This plot that caught our attention:
The top “Worst Packet Loss” as a destination was lcg-pslat.uw.computecanada.ca (see ordered legend on the right), a perfSONAR latency instance at the University of Waterloo.
We can easily use this Kibana dashboard to focus on this site as a destination. If we click on the lcg-pslat in the legend we see:
If we click the magnifying glass icon with the
+ in it, we apply a filter to the whole dashboard, requiring that lcg-pslat.uw.computecanada.ca be the destination for any visualizations shown. You can try it yourself by using the above link.

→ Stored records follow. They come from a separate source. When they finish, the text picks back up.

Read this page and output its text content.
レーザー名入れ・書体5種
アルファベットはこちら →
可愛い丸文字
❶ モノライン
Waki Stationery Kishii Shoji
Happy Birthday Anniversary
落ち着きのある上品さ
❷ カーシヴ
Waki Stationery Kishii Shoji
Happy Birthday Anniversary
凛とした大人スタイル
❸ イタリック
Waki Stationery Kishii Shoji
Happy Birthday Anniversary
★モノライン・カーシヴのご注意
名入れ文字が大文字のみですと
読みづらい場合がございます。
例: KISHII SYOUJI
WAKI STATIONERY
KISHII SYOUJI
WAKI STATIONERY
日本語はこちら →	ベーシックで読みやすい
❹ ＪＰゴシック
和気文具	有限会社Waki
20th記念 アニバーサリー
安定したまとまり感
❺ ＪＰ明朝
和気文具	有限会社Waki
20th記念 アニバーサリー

Once this filter is in place we can see that every latency test (packet-loss test) destined to this University of Waterloo node is seeing 100% packet loss, except for one instance ( perfsonar02-iep-grid.saske.sk) which had some packets get through. The table at the bottom of the Packet-Loss dashboard can be used to see this:
As shown above, another feature of the visualizations in our dashboard is an “information” icon (circle around an
i). If you hover over it, you will see text describing the details of each visualization. The “Average Packet Loss Fraction” (last) column, shows 1 for measurements that have 100% packet loss. We can also see this by looking at the packet-loss vs time graph for the period of March 10-13, 2020:
We contacted Rolf Seuster, who is the Compute Canada perfSONAR contact (as well as the Canadian ATLAS perfSONAR contact), notifying him of the issue. By March 16, they were able to debug the cause: misconfigured firewall at the University of Waterloo. This plot shows the fix going into place (period is March 13-18, 2020):
We are continuing to evaluate the various visualizations, with a focus on highlighting significant issues in both our network monitoring infrastructure and our R&E networks themselves.